Abolition of corruption would need radical steps. That would firstly mean to deprive many influential people from their growing wealth and power, which would certainly meet with tremendous difficulties and opposition. And it is hardly unlikely that many people who voted and supported Mr. Saakashvili to bit by bit go and rank among his political opponents. Now in Georgia no one talks about opposition but for how long that would be the case, it is still too difficult to say.

Getting back secessionist regions of South Ossetia and Abkhazia is certainly a step that needs Russia’s good will and consent. And Russia is certainly keen to keep Georgia within the sphere of its influence, which somehow does not cope much with the pro-western orientation of Mr. Saakashvili. So what sort of policy and leverage would the new President be capable to offer to fulfill his promises in that respect?

Improving economic situation and increasing people living standard, however, might prove the most difficult task to achieve. With a completely devastated infrastructure, non-existing market mechanisms, striving and overgrowing shadow economy and a foreign debt amounting to USD 1.7 billion, changing Georgia might need a magician rather than a reformist.

Reorganizing economy will most probably bring about to even more painful steps that no one here in the country seems to be talking now about and feels ready to put up with. 

Taking radical steps would mean quick implementation of law and law-enforcement institutions. Those institutions need legitimacy and it is mainly by the proper division of power – executive, legal and legislative – to accomplish it. This in other words means changes in constitution. And also to decide what sort of a state, Presidential or Parliamentarian, Georgia would be.

Such a decision may also question the present harmonious relations among Georgian leading reformers. So will their union last like it is now, once the administration is being formed and time for concrete painful steps arrives. This is difficult to predict now though it is clear that future will bring about the existence of new parties, both in position and opposition.

Mr. Saakashvili will need lots of co-thinkers and supporters in Parliament and in all local and regional authorities. Which means that he would have to quickly alter the current situation by ousting many people who still hold important positions and could be a challenge to the needed reforms. And Parliamentary elections are just the first step, as legitimacy of power needs also its institutionalization. As to the birth of future opposition as well. 

In other words, what quickly comes to the agenda of Georgia’s new President is a very clear vision of how to provide the necessary checks and balances to maintain and safeguard pluralist democracy in the country, find the right balance in the foreign relations both with Russia and the West, and at the same time bringing about definite improvement in the living standard of the people.
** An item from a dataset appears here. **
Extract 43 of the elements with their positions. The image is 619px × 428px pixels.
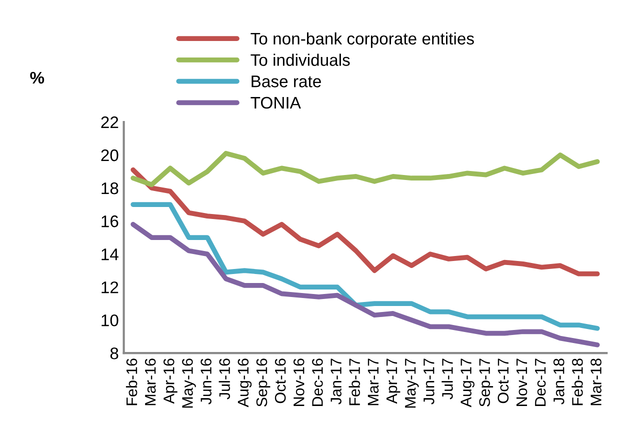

Whatever steps might this vision be comprised of, future developments in Georgia will be connected to lots of changes and painful reforms. Popular expectations run always for quick and positive alternations, and hence people are hardly likely to have too much of long-term patience. So another part of Mr. Saakashvili’s masters-skills would be to find the right approach and channel the mass enthusiasm of the Presidential elections into much more a realistic direction and scale. How would he cope with those challenges it is not easy to say now.

It is the joy of the victory and the atmosphere of hopes that prevail. The elections are gone now: so long live the elections! Parliamentary polls are just ahead. 

Danail Danov and Ognian Zlatev are Sofia-based freelanced reporters, and both work for Media Development Center, Sofia, Bulgaria.